Dans un nouveau rapport, publié hier à Paris, l’Agence internationale de l’énergie (AIE) prévoit une hausse de la consommation de pétrole. Selon l’AIE, cet appétit prévu pour le Brut s’explique par la forte demande attendue de produits pétrochimiques.

L’Agence prévient, également, que sans une relance des investissements dans le secteur, cette demande risque d’être difficilement satisfaite. Et d’affirmer que pour assurer l’offre nécessaire, «il faut que les approbations de projets pétroliers classiques doublent par rapport à leurs faibles niveaux actuels».
Le rapport de l’AIE, intitulé World Energy Outlook 2018, ajoute que «sans une telle reprise de l’investissement, la production américaine de schiste, qui a déjà augmenté à un rythme record, devrait ajouter plus de 10 millions de barils par jour d’ici à 2025, soit l’équivalent d’ajouter une autre Russie à l’offre mondiale en sept ans. Ce qui serait un exploit sans précédent dans l’histoire», explique l’AIE. L’Agence prévoit dans son scénario une augmentation de la demande d’environ un million de barils par jour en moyenne chaque année jusqu’en 2025. Ce rythme de hausse, ajoute la même source, devrait se stabiliser à 250 000 barils/j jusqu’en 2040, année qui verra la demande culminer à 106,3 millions de b/jour.
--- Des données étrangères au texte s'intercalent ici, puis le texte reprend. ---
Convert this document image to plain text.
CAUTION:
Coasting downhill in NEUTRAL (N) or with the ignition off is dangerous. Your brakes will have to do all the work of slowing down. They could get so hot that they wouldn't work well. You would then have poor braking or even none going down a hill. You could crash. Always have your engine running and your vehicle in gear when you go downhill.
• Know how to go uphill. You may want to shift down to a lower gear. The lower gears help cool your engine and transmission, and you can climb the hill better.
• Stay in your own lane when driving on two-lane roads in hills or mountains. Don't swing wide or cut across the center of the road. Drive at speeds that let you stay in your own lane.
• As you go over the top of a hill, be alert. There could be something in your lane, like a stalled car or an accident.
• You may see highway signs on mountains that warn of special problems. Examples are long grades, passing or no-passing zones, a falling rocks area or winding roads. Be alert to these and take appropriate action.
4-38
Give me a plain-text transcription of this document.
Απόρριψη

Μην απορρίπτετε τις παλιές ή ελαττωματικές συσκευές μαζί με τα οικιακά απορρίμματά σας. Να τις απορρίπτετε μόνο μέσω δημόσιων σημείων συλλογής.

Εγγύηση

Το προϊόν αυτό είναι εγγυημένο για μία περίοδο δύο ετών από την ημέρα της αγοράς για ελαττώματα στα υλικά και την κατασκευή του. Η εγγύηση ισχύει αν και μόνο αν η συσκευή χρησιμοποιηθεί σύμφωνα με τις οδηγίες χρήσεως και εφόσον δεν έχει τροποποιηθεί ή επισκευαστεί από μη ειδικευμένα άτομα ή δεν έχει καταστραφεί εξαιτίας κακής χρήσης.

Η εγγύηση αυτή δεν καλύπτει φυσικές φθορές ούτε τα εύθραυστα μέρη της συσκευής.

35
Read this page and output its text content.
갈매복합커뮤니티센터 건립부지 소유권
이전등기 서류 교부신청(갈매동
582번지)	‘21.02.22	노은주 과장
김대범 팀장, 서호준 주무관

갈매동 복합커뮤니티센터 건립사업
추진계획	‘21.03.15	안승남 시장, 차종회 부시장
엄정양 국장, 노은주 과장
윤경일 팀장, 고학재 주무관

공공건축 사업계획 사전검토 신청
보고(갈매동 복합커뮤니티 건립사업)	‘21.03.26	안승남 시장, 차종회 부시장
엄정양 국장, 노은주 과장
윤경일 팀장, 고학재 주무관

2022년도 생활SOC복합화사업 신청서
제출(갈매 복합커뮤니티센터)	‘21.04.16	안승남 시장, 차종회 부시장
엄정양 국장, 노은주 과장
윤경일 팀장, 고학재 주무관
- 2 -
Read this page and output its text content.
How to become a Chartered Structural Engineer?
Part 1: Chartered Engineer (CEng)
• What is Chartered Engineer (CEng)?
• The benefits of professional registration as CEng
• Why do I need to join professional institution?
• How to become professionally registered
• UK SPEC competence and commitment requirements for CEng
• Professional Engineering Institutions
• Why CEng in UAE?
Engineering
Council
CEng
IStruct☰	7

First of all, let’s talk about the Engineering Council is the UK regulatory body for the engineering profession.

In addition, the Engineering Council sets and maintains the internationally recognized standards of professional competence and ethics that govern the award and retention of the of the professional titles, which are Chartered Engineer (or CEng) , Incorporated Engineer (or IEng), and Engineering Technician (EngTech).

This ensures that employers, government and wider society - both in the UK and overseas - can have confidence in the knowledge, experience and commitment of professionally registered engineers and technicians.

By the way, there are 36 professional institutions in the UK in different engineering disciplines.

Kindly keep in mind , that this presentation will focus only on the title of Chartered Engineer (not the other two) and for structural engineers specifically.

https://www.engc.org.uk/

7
L’Agence internationale de l’Energie ajoute par ailleurs que le marché de l’or noir va être de plus en plus dépendant de la production de schiste des Etats-Unis, faute d’investissements des producteurs traditionnels de pétrole et en raison des tensions géopolitiques.
«Le marché du pétrole entre dans une nouvelle ère d’instabilité et de volatilité», a affirmé Fatih Birol, directeur exécutif de l’AIE lors d’une conférence à Londres, qui estime que «les capacités de production non utilisées sont de plus en plus faibles par rapport à il y a quelques mois». M. Birol s’est ainsi félicité de l’augmentation de la production des géants que sont l’Arabie saoudite et la Russie, et estime que le marché est sorti de la «zone rouge» qu’il avait dénoncé en octobre, lorsque les prix du baril dépassaient les 85 dollars, menaçant selon lui la croissance de la demande et l’économie des pays émergents.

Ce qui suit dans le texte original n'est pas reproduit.